A federal judge, casting a shadow over deregulation of the banking industry, ruled yesterday that plans to remove interest rate ceilings on some savings certificates were illegal.
U.S. District Judge Gerhard Gesell struck down a June decision by the Depository Institutions Deregulation Committee abolishing interest rate ceilings on certificates of deposit of four or more years, effective today.
The committee, which is headed by Treasury Secretary Donald Regan, took the action as the first step toward eliminating all interest rate ceilings by 1985. Gesell's action makes the speed of future deregulation uncertain. The DIDC said yesterday that it will appeal Gesell's ruling.
The DIDC move was opposed by the U.S. League of Savings Associations, a trade organization, which brought suit against the committee for violating a 1975 law that says the interest rate differential must be maintained through 1986 unless Congress acts to remove it.

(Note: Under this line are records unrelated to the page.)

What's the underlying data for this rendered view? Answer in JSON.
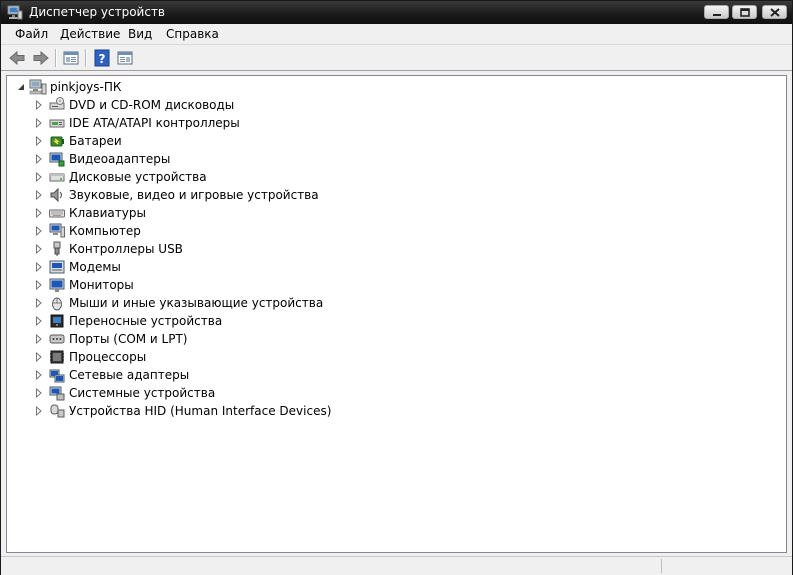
{
  "window": {
    "title": "Диспетчер устройств",
    "controls": [
      "minimize-button",
      "maximize-button",
      "close-button"
    ]
  },
  "menu": {
    "items": [
      "Файл",
      "Действие",
      "Вид",
      "Справка"
    ]
  },
  "toolbar": {
    "buttons": [
      "back-icon",
      "forward-icon",
      "properties-pane-icon",
      "help-icon",
      "scan-hardware-icon"
    ]
  },
  "tree": {
    "root": {
      "label": "pinkjoys-ПК",
      "icon": "computer-icon",
      "expanded": true
    },
    "children": [
      {
        "label": "DVD и CD-ROM дисководы",
        "icon": "dvd-drive-icon"
      },
      {
        "label": "IDE ATA/ATAPI контроллеры",
        "icon": "ide-controller-icon"
      },
      {
        "label": "Батареи",
        "icon": "battery-icon"
      },
      {
        "label": "Видеоадаптеры",
        "icon": "display-adapter-icon"
      },
      {
        "label": "Дисковые устройства",
        "icon": "disk-drive-icon"
      },
      {
        "label": "Звуковые, видео и игровые устройства",
        "icon": "sound-icon"
      },
      {
        "label": "Клавиатуры",
        "icon": "keyboard-icon"
      },
      {
        "label": "Компьютер",
        "icon": "computer-icon"
      },
      {
        "label": "Контроллеры USB",
        "icon": "usb-icon"
      },
      {
        "label": "Модемы",
        "icon": "modem-icon"
      },
      {
        "label": "Мониторы",
        "icon": "monitor-icon"
      },
      {
        "label": "Мыши и иные указывающие устройства",
        "icon": "mouse-icon"
      },
      {
        "label": "Переносные устройства",
        "icon": "portable-device-icon"
      },
      {
        "label": "Порты (COM и LPT)",
        "icon": "port-icon"
      },
      {
        "label": "Процессоры",
        "icon": "processor-icon"
      },
      {
        "label": "Сетевые адаптеры",
        "icon": "network-adapter-icon"
      },
      {
        "label": "Системные устройства",
        "icon": "system-device-icon"
      },
      {
        "label": "Устройства HID (Human Interface Devices)",
        "icon": "hid-icon"
      }
    ]
  },
  "colors": {
    "titlebar": "#1c1c1c",
    "tree_background": "#ffffff",
    "chrome": "#f0f0f0"
  }
}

"It is rare that Congress speaks in such unmistakable terms," said Gesell. He did, however, despite the league's protest, permit the removal of the 12 percent cap on 2 1/2-year certificates and to allow the rate to rise to 15.15 percent. A differential in favor of thrift institutions is built into this change. The league had argued that the change would cost its members billions of extra dollars over the new few years.
The ruling calls into question the ability of the DIDC to speed up the deregulation process, a declared objective of Regan and committee members Paul Volcker, chairman of the Federal Reserve, and Lawrence Connell, head of the National Credit Union Administration. Since the DIDC was formed last year, the league has fought it continuously because the regulators are committed to faster deregulation of the industry than the league contends that Congress intended. Last year, the league sued the DIDC on the same principle -- retention of the differential -- but lost just last week when another judge decided not to rescind the DIDC's action.
The league's executive vice president William B. O'Connell declared yesterday, "We're pleased that the court saw it our way." James L. Harris, president of Washington Federal Savings and Loan Association, stated, "I'm glad; deregulation was going much too fast. S&Ls can afford to pay these new high rates." Margie Muller, speaking for Union Trust Co. in Baltimore, expressed "disappointment at the last-minute decision."
A survey yesterday by The Washington Post of 28 metropolitan banks, savings and loans and credit unions showed that half were set to offer the new certificate, familiarly known as the "wild card" certificate because of the competition it will generate.